Ja – Gebärdensprachdolmetscher/innen werden, analog zu Dolmetscherkosten, erstattet.

19. Werden Tätigkeiten, die im Rahmen der Vormundschaft entstehen, wie z.B. Dolmetscherkosten, Fahrtkosten, Beratung, Coaching vom überörtlichen Träger erstattet?

Nein.

Kostenerstattungsfähig sind ausschließlich die Leistungen der Jugendhilfe.

20. Wer übernimmt die Kosten für Sprachkurse?

Sprachkurse dienen der Integration der jungen Menschen und sind daher unerlässlich. Die Kosten für Sprachkurse werden vom überörtlichen Träger im Rahmen der Kostenerstattung übernommen.

21. Wie ist bei sog. „Altfällen“ (Inobhutnahme vor dem 01.11.2015) zu verfahren, wenn noch keine Kostenanerkenntnis des bis dahin zuständigen überörtlichen Trägers vorliegt?
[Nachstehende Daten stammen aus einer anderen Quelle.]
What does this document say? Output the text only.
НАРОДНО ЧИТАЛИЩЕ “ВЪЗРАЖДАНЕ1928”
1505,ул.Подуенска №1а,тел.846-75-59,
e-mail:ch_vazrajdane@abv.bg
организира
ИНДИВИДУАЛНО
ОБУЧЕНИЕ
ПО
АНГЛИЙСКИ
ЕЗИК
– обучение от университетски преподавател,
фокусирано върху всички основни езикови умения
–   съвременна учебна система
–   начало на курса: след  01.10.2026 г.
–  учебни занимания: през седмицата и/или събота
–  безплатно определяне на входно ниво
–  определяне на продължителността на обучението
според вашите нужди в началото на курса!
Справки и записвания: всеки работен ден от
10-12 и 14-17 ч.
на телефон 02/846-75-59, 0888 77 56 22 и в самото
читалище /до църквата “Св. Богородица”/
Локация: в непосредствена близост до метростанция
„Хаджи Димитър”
Sobald die Kostenanerkenntnis des überörtlichen Trägers eines anderen Bundeslandes vorliegt, ist diese dem Landesjugendamt Rheinland-Pfalz einzureichen.

22. Werden Kosten für eine überbetriebliche Ausbildung erstattet?

Ja.

Grundlage für die Kostenerstattung ist § 13 Abs. 2 SGB VIII.